Just after her memoir, “The Good Daughter,” was nominated for two prestigious awards, Jasmin published a piece, “No Place Is Home,” in Sunday’s New York Times. She writes about her two-year exile from the United States after a run-in with the American Consulate when she was 13.
“It’s a story I’ve wanted to tell for years, but I haven’t found the words or the way until now,” Jasmin said of the essay.
Jasmin and her family left Iran when she was five and settled in California. She and her mother had visited Iranian relatives in Germany one summer when Jasmin, filling out the renewal form for her mother’s business visa, put “America” on the line asking for their home. Because the officials viewed that as a statement of intent to stay in the U.S. permanently, they were denied the visa and were forced to remain in Germany until her father could hire an attorney for a successful appeal.
Jasmin describes her dilemma in this passage from the essay:
By that time, I had spent several years distancing myself from the country then known as “Eyeran.” I had seen enough footage of the hostage crisis.

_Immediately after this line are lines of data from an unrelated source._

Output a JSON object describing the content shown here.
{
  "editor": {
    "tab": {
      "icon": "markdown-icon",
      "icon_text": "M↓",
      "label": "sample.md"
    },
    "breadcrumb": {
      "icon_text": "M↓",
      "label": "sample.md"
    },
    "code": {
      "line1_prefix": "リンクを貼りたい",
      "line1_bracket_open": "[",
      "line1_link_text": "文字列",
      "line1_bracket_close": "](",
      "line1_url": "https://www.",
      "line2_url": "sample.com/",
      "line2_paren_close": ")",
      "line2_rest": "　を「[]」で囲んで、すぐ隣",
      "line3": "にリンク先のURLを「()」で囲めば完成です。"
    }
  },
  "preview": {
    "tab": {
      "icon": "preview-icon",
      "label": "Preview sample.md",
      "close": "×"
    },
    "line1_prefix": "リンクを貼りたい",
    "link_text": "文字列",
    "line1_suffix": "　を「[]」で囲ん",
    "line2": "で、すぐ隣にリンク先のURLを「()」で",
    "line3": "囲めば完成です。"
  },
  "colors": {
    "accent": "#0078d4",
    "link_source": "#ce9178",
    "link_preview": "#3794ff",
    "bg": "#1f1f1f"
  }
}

I had been called a “smelly A-rab” at school, watched my mother get stared down in grocery shops on account of her accent and witnessed the sharp looks my veiled grandmother drew in the streets. I had quickly learned not to be Iranian in ways that showed. I plucked my eyebrows, bleached my hair with Sun-In and hitched up my skirts. My accent was pure Valley girl, heavy on the “likes.” By summer’s end, I was desperate to get back to California. A visa was the only thing standing between me and the only country I cared to claim.
As a 2011-2012 fellow at the Virginia Foundation for the Humanities in Charlottesville, Jasmin has been working on a novel set in 1960s Iran, titled “LUSTRE: A Nonfiction Novel of Iran.”